Apple App Tracking Loophole: Snap, Facebook Find 'Wiggle Room' to Get iPhone Users' Data

Apple App Tracking Loophole: Snap, Facebook Find 'Wiggle Room' to Get iPhone Users' Data
App Tracking Transparency initiative has got tremendous support from privacy groups and authorities. However, Snap and Facebook found a loophole in the name of the Wiggle Room. Josh Edelson/ Getty Images

According to a study published earlier this week, Snapchat and Facebook are reported to have been continuing to share aggregated user data by exploiting a loophole in Apple's App Tracking Transparency standards.

A recent investigation from The Information delved deeper into this, with a particular focus on Snap's solution.

App Tracking Transparency appeared to be a requirement for developers to ask users for permission before tracking them across multiple apps and websites.

When a user first launches an app, they are asked if they wish to allow the app and its creator permission to "monitor your activities across other companies' applications and websites."
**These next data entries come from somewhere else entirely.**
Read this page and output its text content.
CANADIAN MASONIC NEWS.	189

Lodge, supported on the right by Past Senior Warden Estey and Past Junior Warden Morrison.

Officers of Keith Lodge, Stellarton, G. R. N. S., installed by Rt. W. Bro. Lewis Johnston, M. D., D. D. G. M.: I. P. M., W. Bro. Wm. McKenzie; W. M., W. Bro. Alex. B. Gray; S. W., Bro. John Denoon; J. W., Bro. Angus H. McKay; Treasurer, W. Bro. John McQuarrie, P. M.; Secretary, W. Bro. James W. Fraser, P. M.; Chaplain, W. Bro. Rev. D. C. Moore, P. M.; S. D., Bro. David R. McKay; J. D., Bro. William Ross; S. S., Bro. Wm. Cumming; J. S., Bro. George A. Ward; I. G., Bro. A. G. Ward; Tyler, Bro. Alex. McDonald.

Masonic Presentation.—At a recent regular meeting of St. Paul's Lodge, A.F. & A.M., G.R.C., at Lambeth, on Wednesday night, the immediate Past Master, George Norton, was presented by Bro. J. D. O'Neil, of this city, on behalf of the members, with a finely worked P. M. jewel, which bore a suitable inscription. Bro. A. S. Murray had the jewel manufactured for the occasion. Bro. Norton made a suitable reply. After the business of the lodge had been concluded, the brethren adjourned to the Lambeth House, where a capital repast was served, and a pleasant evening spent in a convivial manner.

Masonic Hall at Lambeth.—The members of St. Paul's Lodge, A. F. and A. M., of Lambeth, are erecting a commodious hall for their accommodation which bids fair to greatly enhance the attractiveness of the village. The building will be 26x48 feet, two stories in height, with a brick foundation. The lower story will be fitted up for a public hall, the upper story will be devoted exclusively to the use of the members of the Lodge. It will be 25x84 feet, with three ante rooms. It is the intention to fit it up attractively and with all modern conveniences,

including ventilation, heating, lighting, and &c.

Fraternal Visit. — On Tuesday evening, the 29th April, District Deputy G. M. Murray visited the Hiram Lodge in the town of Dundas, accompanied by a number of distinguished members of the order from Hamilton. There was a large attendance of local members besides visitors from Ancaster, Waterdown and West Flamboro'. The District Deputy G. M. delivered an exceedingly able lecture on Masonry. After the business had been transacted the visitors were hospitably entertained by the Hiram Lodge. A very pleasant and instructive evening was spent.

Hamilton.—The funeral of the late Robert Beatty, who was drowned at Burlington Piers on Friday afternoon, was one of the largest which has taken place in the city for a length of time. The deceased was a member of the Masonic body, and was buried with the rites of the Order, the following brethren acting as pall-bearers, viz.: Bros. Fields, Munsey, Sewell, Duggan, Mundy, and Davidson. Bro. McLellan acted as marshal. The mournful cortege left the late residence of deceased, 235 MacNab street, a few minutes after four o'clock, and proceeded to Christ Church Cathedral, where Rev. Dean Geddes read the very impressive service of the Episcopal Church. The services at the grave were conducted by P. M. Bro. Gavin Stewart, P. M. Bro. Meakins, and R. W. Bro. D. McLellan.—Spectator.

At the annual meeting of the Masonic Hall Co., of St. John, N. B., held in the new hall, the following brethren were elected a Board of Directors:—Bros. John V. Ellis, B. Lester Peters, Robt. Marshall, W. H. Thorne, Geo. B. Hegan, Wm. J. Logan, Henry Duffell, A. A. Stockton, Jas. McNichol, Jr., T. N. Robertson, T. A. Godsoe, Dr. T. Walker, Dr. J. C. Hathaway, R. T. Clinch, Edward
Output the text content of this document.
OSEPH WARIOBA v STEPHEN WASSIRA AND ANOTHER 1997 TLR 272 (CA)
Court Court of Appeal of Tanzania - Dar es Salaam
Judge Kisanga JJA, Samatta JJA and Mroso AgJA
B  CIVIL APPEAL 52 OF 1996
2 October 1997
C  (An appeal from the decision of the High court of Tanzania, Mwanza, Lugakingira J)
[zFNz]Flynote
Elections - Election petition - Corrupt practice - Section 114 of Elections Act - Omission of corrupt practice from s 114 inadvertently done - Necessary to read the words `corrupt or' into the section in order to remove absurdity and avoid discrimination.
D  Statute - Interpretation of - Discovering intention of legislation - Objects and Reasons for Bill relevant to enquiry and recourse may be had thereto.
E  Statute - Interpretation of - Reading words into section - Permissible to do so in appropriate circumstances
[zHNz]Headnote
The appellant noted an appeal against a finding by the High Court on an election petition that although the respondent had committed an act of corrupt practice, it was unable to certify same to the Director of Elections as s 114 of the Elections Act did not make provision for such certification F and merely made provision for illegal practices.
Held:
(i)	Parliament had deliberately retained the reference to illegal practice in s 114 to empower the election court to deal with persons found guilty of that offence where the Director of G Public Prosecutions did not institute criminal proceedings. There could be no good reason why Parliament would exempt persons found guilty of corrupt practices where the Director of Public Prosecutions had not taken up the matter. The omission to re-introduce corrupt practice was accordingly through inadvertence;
Apple App Tracking Transparency

Whereas Apple's App Tracking Transparency regulations indicate that programmers cannot track users or link user or device data between different apps or services, however, the guidelines do not define "linking," which has supposedly created "wiggle room" even when users explicitly tap "Ask App Not to Track."

According to Apple's App Tracking, Apple's regulations state that combining "user or device data" from one app with similar data from other applications to better target advertising or determine if they work is prohibited.

As per 9To5Mac, even though an estimated 80% of Apple iOS users worldwide have opted out of tracking for at least one app, app developers are still sending data about users that might be used to identify them later.

Apple App Tracking

Snapchat's workaround, dubbed Advanced Conversions, allows it to get extensive information from ad-tech companies on the activities of specific iPhone users.

Snap is reportedly able to gauge the effectiveness of ads, even if a user asked the software sending data to Snap not to track them using that data.

The key to Snap's strategy, however, is that the data about "who had seen an ad on Snapchat and also what they were doing in other apps after that are obscured with encryption so they can't be connected back to an individual."

Snap does not feel their system violates Apple's App Tracking Transparency rules, according to The Information.

Similar systems have apparently been developed by Facebook and Google, both of which think they do not breach the standards.

Snap on Apple App Tracking

The company stated that it uses complex mathematical modeling on the data it receives to determine the likelihood that an opted-out user took a specific action after seeing an ad in its app.

Facebook and Google have both stated that they have developed methods that are similar.

They, like Snap, discuss the methodologies they use to determine how effective ad campaigns are at a high level on their websites.

Google said it utilizes data from iOS users who have chosen not to be tracked in a privacy-preserving fashion that it believes in compliance with Apple's regulations.

However, when it comes to the Apple app tracking transparency, Facebook did not release any official statement regarding this matter.

Despite the fact that Snapchat, Facebook, and Google are said to have invented these technologies, corporations such as Facebook and Snap have acknowledged revenue losses as a result of App Tracking Transparency.

An Apple spokesman stated that the company's App Tracking Transparency initiative has got tremendous support from privacy groups and authorities.

A user's data belongs to them, and they should be able to choose whether and with whom they share it.